Bunun üzerine daha önce yazdığım köşe yazımın sonunda ifade ettiğim için projeye hâkim olan Ali Avgın’ı arayıp projemizi başlatacağımızı, kendisinin bu projeye destek olup olamayacağını sordum. O da teklifimi memnuniyet ve mutlulukla karşıladı. Sıra, projemize bir ad koymaya gelmişti. Cuma Demirci hocamla yaptığımız istişare neticesinde “Bir Yazarın İzinde” adını benimsedik. Projemizin özeti şuydu: Önce Yazar Ali Avgın’ın “Germanicia Güzeli” adlı kitabını temin edip yaklaşık olarak 35 öğrenciye okutacaktık. Sonrasındaysa Yazar Ali Avgın’ı okulumuza davet edip kitabı okuyan öğrenci gurubuyla söyleşi yapmasını rica edecektik. Peşinden de romanda geçen yerleri öğrenci gurubumuz ve Ali Avgın’ın katılımıyla gezecek, en sonunda da, uzun bir sürece yayılan proje üzerinden, isteyen her öğrencimizin bir kompozisyon yazmasını sağlayacak, sonrasında dereceye giren ilk üç kompozisyonu şehrimizdeki bir edebiyat dergisinde yayınlayacaktık.

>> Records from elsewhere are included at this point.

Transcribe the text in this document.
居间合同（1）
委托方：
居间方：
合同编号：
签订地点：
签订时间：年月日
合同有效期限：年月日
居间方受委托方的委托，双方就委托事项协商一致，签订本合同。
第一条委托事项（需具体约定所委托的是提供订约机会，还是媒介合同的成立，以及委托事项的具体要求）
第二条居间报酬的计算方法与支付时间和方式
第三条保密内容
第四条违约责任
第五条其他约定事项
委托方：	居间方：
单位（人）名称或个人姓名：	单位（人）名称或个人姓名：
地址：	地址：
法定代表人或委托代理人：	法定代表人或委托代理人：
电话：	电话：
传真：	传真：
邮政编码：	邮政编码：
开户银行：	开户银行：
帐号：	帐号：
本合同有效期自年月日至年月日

Kitapları temin edip öğrencilerimizin okumalarını sağladıktan sonra, 9 Nisan 2025 tarihinde Ali Avgın’ı okulumuza davet ettik. Öğrencilerimizin gözündeki heyecanla, Ali Avgın’ın gözündeki heyecan adeta birbiriyle yarışıyordu. Yazarımızda, kitabı üzerine böylesine detaylı bir proje hazırlanmış olmasının heyecan ve mutluluğu; öğrencilerimizde de, onunla bir araya gelip görüş ve düşüncelerini hem dinlemek hem de ona sorular sormanın heyecan ve mutluluğu vardı. Yaklaşık olarak bir buçuk saat süren söyleşide, kendim sahnede olduğum için, öğrencilerimizde hiç sıkılma eğilimi görmedim. Çünkü yazarımız sahneye çıkınca adeta aşka gelmiş, kelimeler birer inciye, cümleler de o incilerden oluşturulmuş bir tesbihe dönüşmüştü. Zaman zaman araya latifelerin de girdiği söyleşiyi, yazarımızı daha fazla yormamak için bir buçuk saat sonunda kesmek zorunda kaldık. Ama öğrencilerimizin soruları dur durak bilmiyordu. Yazarımızın sahneden inmesine rağmen etrafını öğrencilerimiz sarmış, her biri heyecanla bir şeyler soruyordu.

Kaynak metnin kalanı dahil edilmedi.